Are we, as Democrats, supportive of business? Are we capitalist, or socialist-lite? Do Americans have a right to create wealth? Do we have a right to retain our culture? Do we
owe the world, as opposed to
own it?
Regarding foreign policy, now that the neoconservative
doctrine of preemption is fully discredited, will our foreign policy return to the Clintonian tacit
doctrine of proportional response and humanitarian intervention? Or will we rebuke and reject the next president who engages in any "foreign entanglements" whatsoever?
I'm not even going to mention Israel.
Fully expect the dynamics of public opinion to be much different from the Clinton years: the neocon star is no longer on the rise, the Contract on America has been cancelled, the Reagan Revolution overthrown. Also we are much more hip to the tricks of Faux News and potential Scaifian operatives. It will be much harder next time around to trip up a Democratic leadership from the outside. But will we trip over our own two left feet?
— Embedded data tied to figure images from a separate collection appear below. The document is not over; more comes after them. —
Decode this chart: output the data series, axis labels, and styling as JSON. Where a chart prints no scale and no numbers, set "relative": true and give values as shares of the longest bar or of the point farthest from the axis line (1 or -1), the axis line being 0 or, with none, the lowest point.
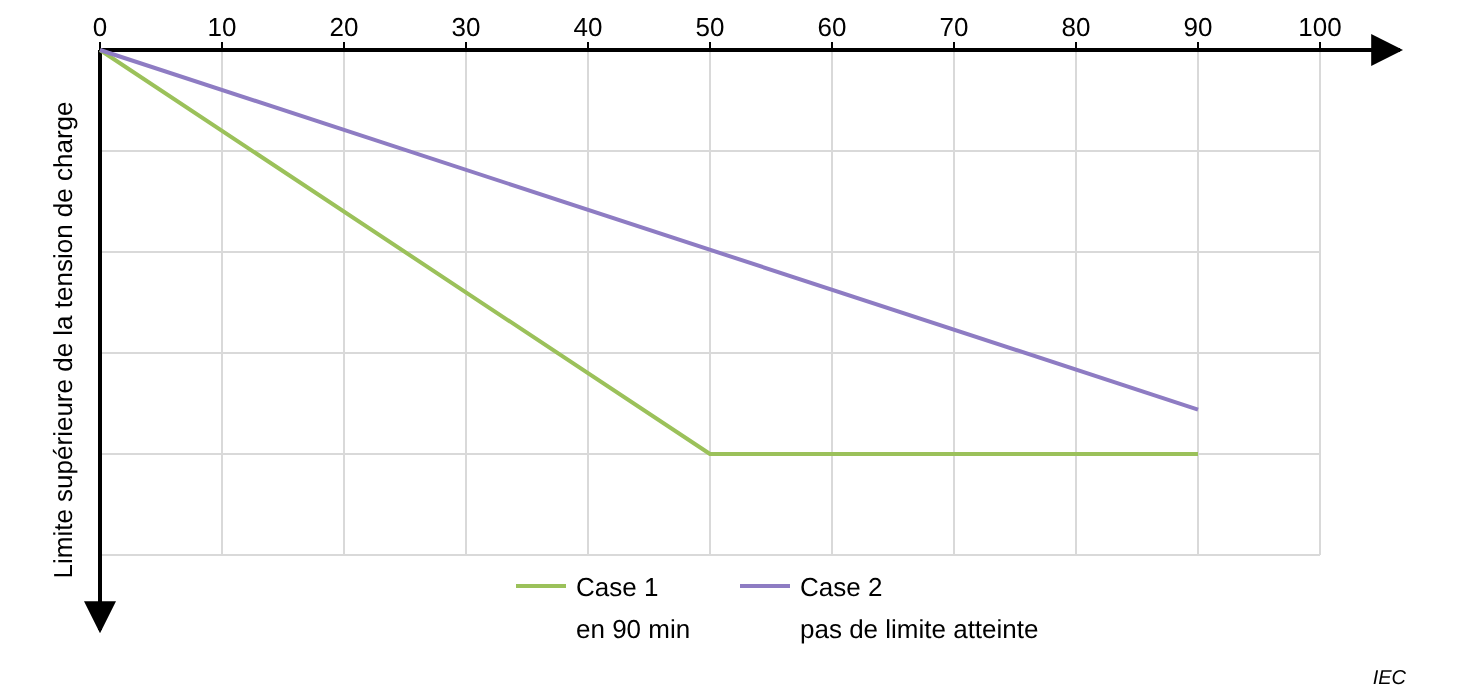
{
  "chart_data": {
    "type": "line",
    "ylabel": "Limite supérieure de la tension de charge",
    "x": [
      0,
      50,
      90
    ],
    "xlim": [
      0,
      100
    ],
    "xticks": [
      0,
      10,
      20,
      30,
      40,
      50,
      60,
      70,
      80,
      90,
      100
    ],
    "relative": true,
    "grid": true,
    "legend": "bottom",
    "line_style": "solid",
    "series": [
      {
        "name": "Case 1\nen 90 min",
        "color": "#9bc15a",
        "values": [
          0,
          -1,
          -1
        ]
      },
      {
        "name": "Case 2\npas de limite atteinte",
        "color": "#8e7cc3",
        "x": [
          0,
          90
        ],
        "values": [
          0,
          -0.89
        ]
      }
    ],
    "annotations": [
      "IEC"
    ]
  }
}
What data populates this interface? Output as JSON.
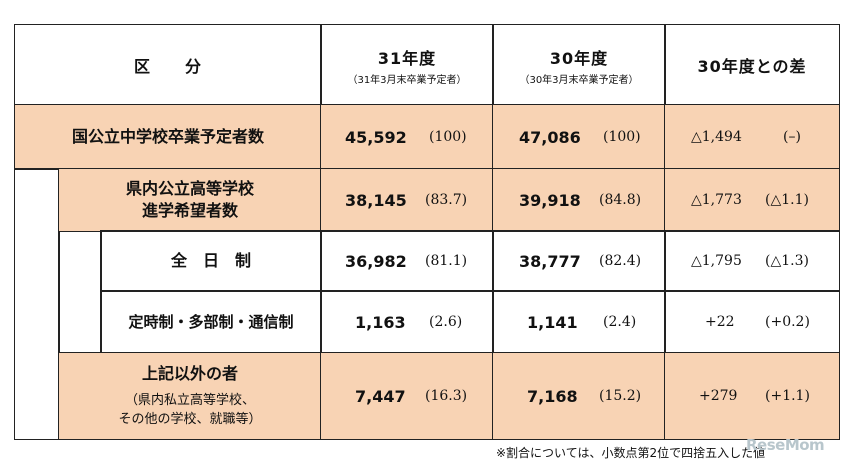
{
  "header": {
    "division": "区　　分",
    "col_31": "31年度",
    "col_31_sub": "（31年3月末卒業予定者）",
    "col_30": "30年度",
    "col_30_sub": "（30年3月末卒業予定者）",
    "col_diff": "30年度との差"
  },
  "rows": [
    {
      "label": "国公立中学校卒業予定者数",
      "v31": "45,592",
      "p31": "(100)",
      "v30": "47,086",
      "p30": "(100)",
      "diff": "△1,494",
      "pdiff": "(–)"
    },
    {
      "label_line1": "県内公立高等学校",
      "label_line2": "進学希望者数",
      "v31": "38,145",
      "p31": "(83.7)",
      "v30": "39,918",
      "p30": "(84.8)",
      "diff": "△1,773",
      "pdiff": "(△1.1)"
    },
    {
      "label": "全　日　制",
      "v31": "36,982",
      "p31": "(81.1)",
      "v30": "38,777",
      "p30": "(82.4)",
      "diff": "△1,795",
      "pdiff": "(△1.3)"
    },
    {
      "label": "定時制・多部制・通信制",
      "v31": "1,163",
      "p31": "(2.6)",
      "v30": "1,141",
      "p30": "(2.4)",
      "diff": "+22",
      "pdiff": "(+0.2)"
    },
    {
      "label_line1": "上記以外の者",
      "label_line2": "（県内私立高等学校、",
      "label_line3": "その他の学校、就職等）",
      "v31": "7,447",
      "p31": "(16.3)",
      "v30": "7,168",
      "p30": "(15.2)",
      "diff": "+279",
      "pdiff": "(+1.1)"
    }
  ],
  "note": "※割合については、小数点第2位で四捨五入した値",
  "watermark": "ReseMom"
}
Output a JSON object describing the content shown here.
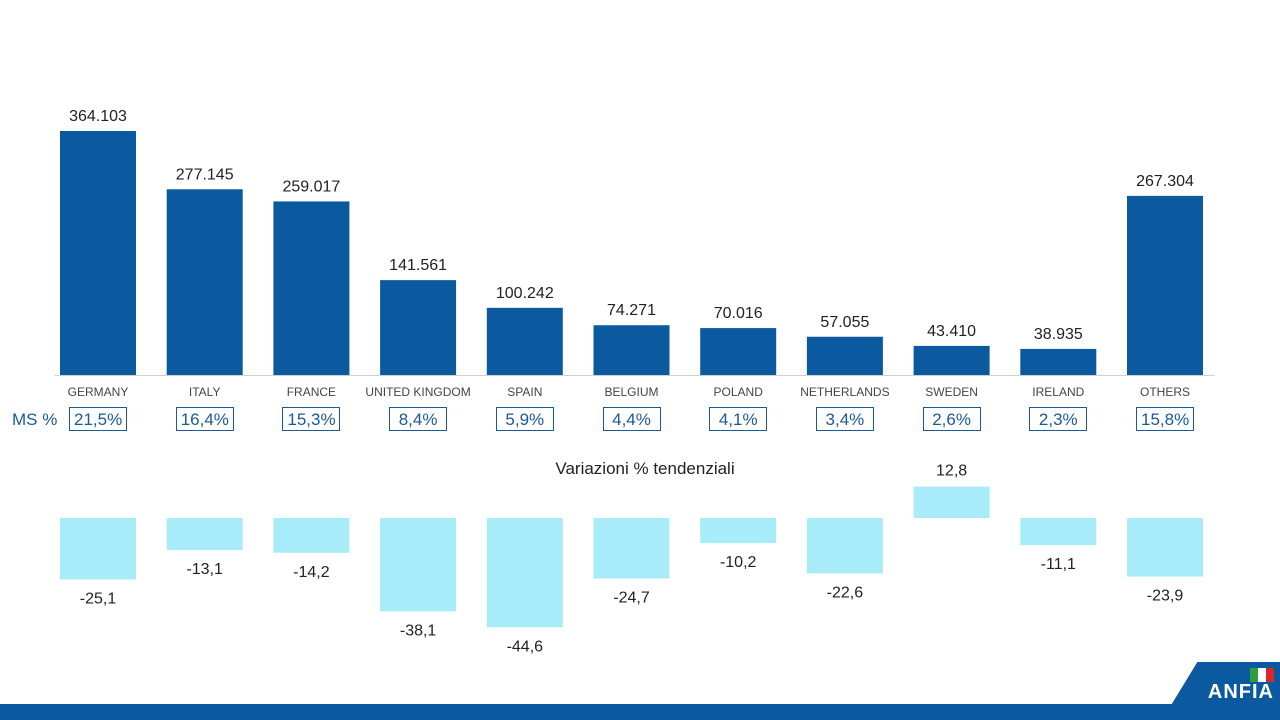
{
  "chart_data": {
    "type": "bar",
    "categories": [
      "GERMANY",
      "ITALY",
      "FRANCE",
      "UNITED KINGDOM",
      "SPAIN",
      "BELGIUM",
      "POLAND",
      "NETHERLANDS",
      "SWEDEN",
      "IRELAND",
      "OTHERS"
    ],
    "values": [
      364103,
      277145,
      259017,
      141561,
      100242,
      74271,
      70016,
      57055,
      43410,
      38935,
      267304
    ],
    "value_labels": [
      "364.103",
      "277.145",
      "259.017",
      "141.561",
      "100.242",
      "74.271",
      "70.016",
      "57.055",
      "43.410",
      "38.935",
      "267.304"
    ],
    "ms_label": "MS %",
    "ms_values": [
      "21,5%",
      "16,4%",
      "15,3%",
      "8,4%",
      "5,9%",
      "4,4%",
      "4,1%",
      "3,4%",
      "2,6%",
      "2,3%",
      "15,8%"
    ],
    "variation_title": "Variazioni % tendenziali",
    "variations": [
      -25.1,
      -13.1,
      -14.2,
      -38.1,
      -44.6,
      -24.7,
      -10.2,
      -22.6,
      12.8,
      -11.1,
      -23.9
    ],
    "variation_labels": [
      "-25,1",
      "-13,1",
      "-14,2",
      "-38,1",
      "-44,6",
      "-24,7",
      "-10,2",
      "-22,6",
      "12,8",
      "-11,1",
      "-23,9"
    ],
    "colors": {
      "bar": "#0b5aa0",
      "variation_bar": "#a8ecfa",
      "text": "#222222"
    }
  },
  "logo": {
    "text": "ANFIA"
  }
}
We of the political Left in the blogiverse of liberalism, have led the way, been far ahead of the curve in calling a duck a duck. We said in 2000 that Bush looked like a duck, walked like a duck, and quacked like a duck, so he was definitely a duck. (We were only one letter off.) We have become accustom to being
relevant because we knew. We had one thing we could agree on -- that George W. Bush was wrong on everything -- and we knew we were right. And always, within a few months or a few years, polls of likely voters started to swing our way, and we felt vindicated. But that pattern may end soon. We may find ourselves relegated to the scrapheap of irrelevance as the general populace fully accepts our positions on those issues we agree upon already, and the only things we have left to talk about are those things we on which we already disagree. Where do we go when the only thing left to talk about is whether we support our own president and legislature? (Any interesting discussion will be against DU policy!) What will be our unifying force?
The fact is, the only places I see the more "socialist" end of the spectrum being espoused is on college campus and websites like this one. It's not likely that most Americans will continue to follow the lead of leftwing websites beyond Democratic policies of Clinton. We may take an invasion of Venezuala off the table as bizarre fanatacism in defiance of the autonomy of a democratically elected government, but that does not mean a future American president will be photographed hugging Fidel Castro or Hugo Chavez.
Hopefully we as a nation have grown up a bit during the Bush administration, and will never again buy into a farce like preemption ever again, and moreover reject any further attempt at post-colonial imperialism. But the vast majority of American people will not take the lesson of Iraq as meaning that we cannot intervene somewhere militarily with good reason. For that reason, the divisions rife on liberal websites could well render those websites largely irrelevant.
Americans are beginning to realize that they are, by and large, liberals. And right now that means, essentially, being Democrats. But eventually conservatives will adapt to survive, like they always have, and co-opt the liberal-progressive agenda and, like a dormant virus, hide their own agenda within it.
We will soon have a chance not seen since the 1960's to forward a real progressive agenda, but perhaps not for long. With political victory comes the responsibility of governance. Let's not shoot ourselves in the foot because it's the "wrong" left foot. Now is the time for a collective growth spurt in this
petit coup d'etat of left-wing bloggers. Our survival as such may well depend on it.
Let's start finding ways right now to keep a coalition together once Democrats are in power.